Vets view vettes

Published 12:47 pm Wednesday, October 15, 2008

An overcast day didn’t dampen enthusiasm for visitors at the Vettes for the Vets car show at Veteran’s Park on Valleydale Road Oct. 12.

A crowd had already gathered on the broad sloping lawn – a perfect backdrop for the 200 stock, modified or show Corvettes, which presented in bright lollipop colors like cherry red, lemon yellow and lime green. One gold Corvette, owned by Terry Truett of Alabaster, caught my attention because of its Hawaii tag. A red Corvette trimmed in American flags was displayed by Terry and Sharon Mathews of Pelham.

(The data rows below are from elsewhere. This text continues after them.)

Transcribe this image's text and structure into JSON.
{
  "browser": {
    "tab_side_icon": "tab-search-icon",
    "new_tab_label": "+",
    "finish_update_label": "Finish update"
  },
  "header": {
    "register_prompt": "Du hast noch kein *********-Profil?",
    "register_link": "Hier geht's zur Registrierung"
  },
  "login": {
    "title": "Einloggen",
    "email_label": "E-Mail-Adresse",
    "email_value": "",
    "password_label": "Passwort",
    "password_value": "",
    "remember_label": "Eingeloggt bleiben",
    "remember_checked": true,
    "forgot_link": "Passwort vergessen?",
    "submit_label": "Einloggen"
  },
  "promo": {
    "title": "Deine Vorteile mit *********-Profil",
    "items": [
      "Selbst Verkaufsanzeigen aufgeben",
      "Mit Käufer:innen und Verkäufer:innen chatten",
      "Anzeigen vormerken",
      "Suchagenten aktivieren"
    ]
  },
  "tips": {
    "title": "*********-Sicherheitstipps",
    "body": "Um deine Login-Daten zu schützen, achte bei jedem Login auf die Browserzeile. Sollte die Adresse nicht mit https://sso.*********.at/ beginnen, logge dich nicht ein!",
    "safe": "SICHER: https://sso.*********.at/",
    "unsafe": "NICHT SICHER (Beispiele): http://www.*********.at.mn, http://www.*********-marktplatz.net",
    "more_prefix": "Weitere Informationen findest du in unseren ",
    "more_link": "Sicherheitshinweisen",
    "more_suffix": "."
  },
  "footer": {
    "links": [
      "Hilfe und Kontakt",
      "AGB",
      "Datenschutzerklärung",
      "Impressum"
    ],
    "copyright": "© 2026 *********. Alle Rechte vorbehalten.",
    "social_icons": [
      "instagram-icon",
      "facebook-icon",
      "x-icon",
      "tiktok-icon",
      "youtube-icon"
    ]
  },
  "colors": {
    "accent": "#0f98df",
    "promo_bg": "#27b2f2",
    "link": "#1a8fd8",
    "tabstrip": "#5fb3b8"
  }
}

The event, organized by Mary Nell Winslow, included an Iwo Jima reenactment, performances by the Hoover High Chamber Choir and Jazz Band, plus several raffles.

This car show was a first of its kind at Veteran’s Park, and was dedicated to military service members who have given their lives. Proceeds went to support Alabama Gold Star Families’ member fund, and to provide for development of state memorials, such as the new National Cemetery adjoining American Village in Montevallo. Further purpose of this event was to honor all military, past and present, a wonderful prelude to Veteran’s Day.

Music from the 1960’s played over a loudspeaker while aroma of Full Moon Barbeque floated in the air. Children and dogs romped.

A family from Vestavia Hills – David and Kathy Kirk, and their children, Tyler, Walker, Sydney and dog, Sally their dog – displayed their vintage Corvette. I asked what motivates one to invest in these cars.

“My family owned a collection … certainly, nostalgia was part of the reason,” David said.

Kathy affirmed the Corvette was indeed David’s “baby,” saying, “He will drool when driving by a car dealership. Cars have been a life-long love of his.”

No doubt other visitors at this car show reflected on a bygone era, a time when similar cars prowled along streets while ’60’s songs played on their radios, their drivers with slicked-back hair, duck tails, tight jeans and penny loafers. It’s good to look in the rearview mirror occasionally, especially when the memories are fond ones.